I am writing this without much personal pleasure. I was just pressured by my desire to tell the real truth on the history of early Chinese immigration to ‘Nanyang’ or South Seas Lands, as the Chinese called them. And the story is not pleasant to write.

So no wonder no Chinese who are now citizens of the countries in Nusantara Melayu has refrained from describing how their ancestors might have fled South China to come to this region, almost at the same time, in the late Sixteenth Century up to the middle of the Twentieth Century.

So the Chinese immigrants to Nusantara Melayu can be described as the hungry Chinese.

Worse, they were also fearful of their lives. So they were scared Chinese.

Most, if not all of the young Chinese were men or boys. No women or girls. Some girls came to Southeast Asia because of the flesh trade or prostitution.

And some of them are still doing it NOW! We can watch the news on television to find out just how many young Chinese girls from China are still coming to Malaysia, especially to be involved in the flesh trade, while their handlers are local Chinese men.

Some things have not changed with the Chinese.

Many bet, if the countries in Southeast Asia, especially Malaysia were to open its gates to the Chinese in China, many of them would take the first flight and leave whatever they have behind to work in the country, even if they have to be involved in the flesh trading business.

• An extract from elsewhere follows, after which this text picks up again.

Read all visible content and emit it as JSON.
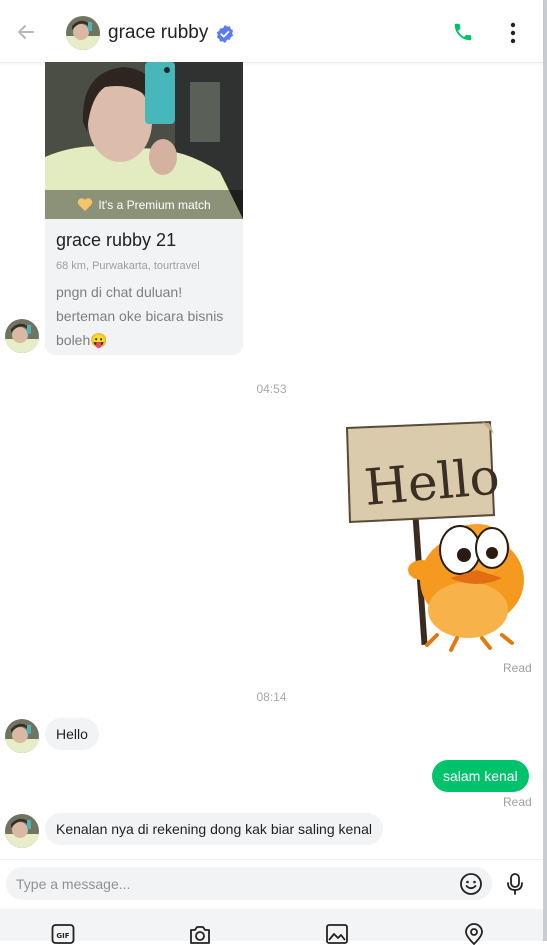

I have many close relatives and close friends whose ancestors had also come from China, but who are now 200% Melayu. In fact, my maternal was also Chinese.

So which Chinese in Malaysia can blame me for writing this essay, just because they are not interested to know what had brought their ancestors from the remote villages in South China to come to ‘Nanyang’. It was for the reasons I have described above.

There are other major reasons, with some of them who were being hounded by the Manchu agents, while some others who were forced to run away from the Triads.

Yes, gangsterism was rampant in China then. And this activity of the underworld was still very much practiced in Malaya for a long while with the same fervor as before.